Written by on March 23, 2024

The Learning Resource Development Unit (LRDU) and the English Language Unit (ELU) of the National Centre for Educational Resource Development (NCERD) joined with Guyana and the rest of the world in celebrating World Poetry Day on Thursday March 21, 2024. The theme for this year, “Standing on the shoulders of Giants”, encourages us to reflect on the contributions of poets and recognise the impact of their works.

Natasha Troyer- Teacher, Poet and her sons on the drums performing original poem “When I Die”

The LRDU hosted Rising with Giants- Circle of Poets, an event where students, teachers and other invited guests indulged in poetry. The participants presented different styles of poetry and covered a variety of themes like education, current affairs, life, death, love, and patriotism.

Director of NCERD Mrs. Oma Ramdin

During her brief remarks, Director of NCERD Mrs. Oma Ramdin stated that World Poetry Day “focuses the spotlight on being creative.” She recognised that even as a creative outlet, poetry is an effective means of discussing topical issues and raising awareness. Therefore, while she encouraged the attendees to continue writing, Mrs. Ramdin admonished them to be responsible, as their words can have significant impact.
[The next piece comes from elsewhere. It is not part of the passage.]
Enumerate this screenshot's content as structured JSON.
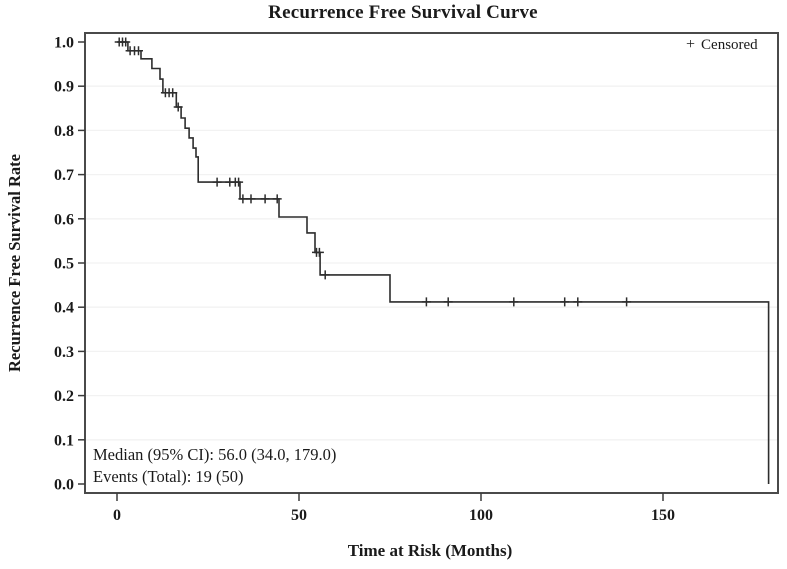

“Keep writing because you never know where your creativity will take you”- Oma Ramdin, Director NCERD

Coming on the heels of World Storytelling Day (March 20) which celebrates local stories and folklore, this year’s World Poetry Day theme turns our attention to local poets and by extension the local arts fraternity of authors, actors, comedians, storytellers and so on. Hence, Learning Resource Development Officer Mrs. Myra Pierre-Moore, who was the chief organiser of the event, highlighted that NCERD’s library has a growing collection of works by Guyanese poets. Thus, she invites all poets, as well as authors and playwrights to visit the library at NCERD in Kingston, Georgetown to discuss how their pieces can be featured, even if they’re for sale.

Carlene Gill-Kerr performing original poem “Bourda Street”

The theme, “Standing on the Shoulders of Giants”, also provides an opportunity for poets and artists in general to learn from the experiences of their predecessors. It’s a chance for upcoming artists to learn how to cultivate and eventually earn a living from their craft.

Keon Heywood- Poet

 

In an earlier interview with EdYouFM, Guyanese poet Keon Heywood advised poets to continually improve their skill. Heywood recommended enrolling in the Institute of Creative Arts, The National School of Theatre Arts and Drama (of which he is a graduate) as well as the Theatre Guild to nurture your craft through practical experience. He also suggested taking a more conventional academic approach and pursuing a Bachelor of Fine Arts (BFA) or studies in English or Communications. Further, he mentioned searching for online master classes and training sessions. According to Heywood, while these qualifications are not prerequisites, they help to enhance your craft.

“If you want to pursue [poetry] professionally, do it. Do not let anyone stop you or dissuade you or kill your dream.”